The fact that antiquated energy technologies such as coal are never going to make a comeback (short of expensive, environmentally destructive subsidies) does not diminish the anger of miners and processors who have lost work. The reality of the ways in which largely unregulated globalization has contributed to the degradation of American labor provides enough of a grain of truth to provide cover for a profound and systemic (and consistent across regimes) lack of government support for a labor movement that is, in any case, woefully degraded by decades of impossible compromises.

The divide between Producers and Parasites highlighted in the work of Berlet and Lyons in the context of the development of American-style populism remains important in the contemporary context, at least as a salient echo, but there is no contemporary movement that really addresses this division in a popular way. Occupy made an attempt, but in spite of my sympathy and admiration for what they were able to accomplish, it is Trump with his politics of open resentment populism who is now president, and various flavors of Republicans, who mostly espouse similar but less open forms of resentment populism, who control both houses of Congress as well as most state legislatures.

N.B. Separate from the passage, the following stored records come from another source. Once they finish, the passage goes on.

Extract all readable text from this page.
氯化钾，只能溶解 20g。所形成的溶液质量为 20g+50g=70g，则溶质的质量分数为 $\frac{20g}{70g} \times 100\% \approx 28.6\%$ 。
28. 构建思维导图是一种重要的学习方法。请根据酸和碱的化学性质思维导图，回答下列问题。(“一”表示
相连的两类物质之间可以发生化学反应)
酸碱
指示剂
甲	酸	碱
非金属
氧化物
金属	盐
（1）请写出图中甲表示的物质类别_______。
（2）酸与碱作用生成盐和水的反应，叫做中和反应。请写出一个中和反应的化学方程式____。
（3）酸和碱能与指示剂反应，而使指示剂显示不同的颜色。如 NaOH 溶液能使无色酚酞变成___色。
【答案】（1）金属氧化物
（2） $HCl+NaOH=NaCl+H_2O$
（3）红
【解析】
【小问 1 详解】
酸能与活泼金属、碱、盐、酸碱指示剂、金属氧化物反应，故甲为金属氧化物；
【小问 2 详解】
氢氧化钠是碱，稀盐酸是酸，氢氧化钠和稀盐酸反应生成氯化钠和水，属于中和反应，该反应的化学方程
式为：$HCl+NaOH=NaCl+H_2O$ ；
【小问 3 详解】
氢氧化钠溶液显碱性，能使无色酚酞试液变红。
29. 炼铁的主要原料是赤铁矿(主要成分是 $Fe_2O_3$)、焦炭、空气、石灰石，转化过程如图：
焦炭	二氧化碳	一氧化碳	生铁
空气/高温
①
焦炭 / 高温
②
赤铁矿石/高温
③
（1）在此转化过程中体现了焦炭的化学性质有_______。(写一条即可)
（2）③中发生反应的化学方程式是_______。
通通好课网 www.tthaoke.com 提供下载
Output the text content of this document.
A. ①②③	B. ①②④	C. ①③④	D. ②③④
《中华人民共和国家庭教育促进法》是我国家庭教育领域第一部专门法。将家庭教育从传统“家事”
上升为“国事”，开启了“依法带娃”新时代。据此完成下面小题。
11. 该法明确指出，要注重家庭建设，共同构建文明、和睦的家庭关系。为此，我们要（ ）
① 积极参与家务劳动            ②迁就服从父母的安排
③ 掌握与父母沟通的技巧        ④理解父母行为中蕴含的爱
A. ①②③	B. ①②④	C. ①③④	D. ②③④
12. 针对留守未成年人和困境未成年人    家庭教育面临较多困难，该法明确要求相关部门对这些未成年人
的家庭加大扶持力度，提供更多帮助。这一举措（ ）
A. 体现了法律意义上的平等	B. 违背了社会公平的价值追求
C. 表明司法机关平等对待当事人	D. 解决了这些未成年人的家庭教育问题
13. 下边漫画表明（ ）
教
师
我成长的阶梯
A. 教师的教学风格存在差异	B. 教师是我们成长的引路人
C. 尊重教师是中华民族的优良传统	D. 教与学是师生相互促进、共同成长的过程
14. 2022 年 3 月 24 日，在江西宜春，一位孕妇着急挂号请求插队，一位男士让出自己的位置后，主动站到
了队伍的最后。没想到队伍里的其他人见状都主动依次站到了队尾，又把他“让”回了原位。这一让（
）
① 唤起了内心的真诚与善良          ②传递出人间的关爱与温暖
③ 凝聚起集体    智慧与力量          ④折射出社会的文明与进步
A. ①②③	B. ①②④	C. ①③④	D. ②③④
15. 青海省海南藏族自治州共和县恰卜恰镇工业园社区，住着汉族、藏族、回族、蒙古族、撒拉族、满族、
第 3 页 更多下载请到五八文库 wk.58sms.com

The most open question of the Trump adminstration is to what extent it will combine aggressive militarization–including pursuit of opportunistic wars–with domestic resentment populism. Such wars, properly couched, almost always provide at least a short term nationalist boost to a regime. This certainly worked in G. W. Bush’s favor when the 9/11 attacks effectively pressed the reset button on his lack-luster administration. Of course there is plenty of room for continuing and expanding militarization at home and all-too-bloody near war abroad, but I think that the optimistic predictions of a more isolationist America under Trump were always wishful thinking. As much as I want to be proved wrong, I anticipate (if not quite predict) expanded overseas belligerence and will not be surprised if it is on a massive scale. This in turn will provide more political cover for the aggressive expansion of  militarization at home and the free reign of resentment populism.

I’ll be very, very happy to be shown to be a doom-saying and myopic Cassandra.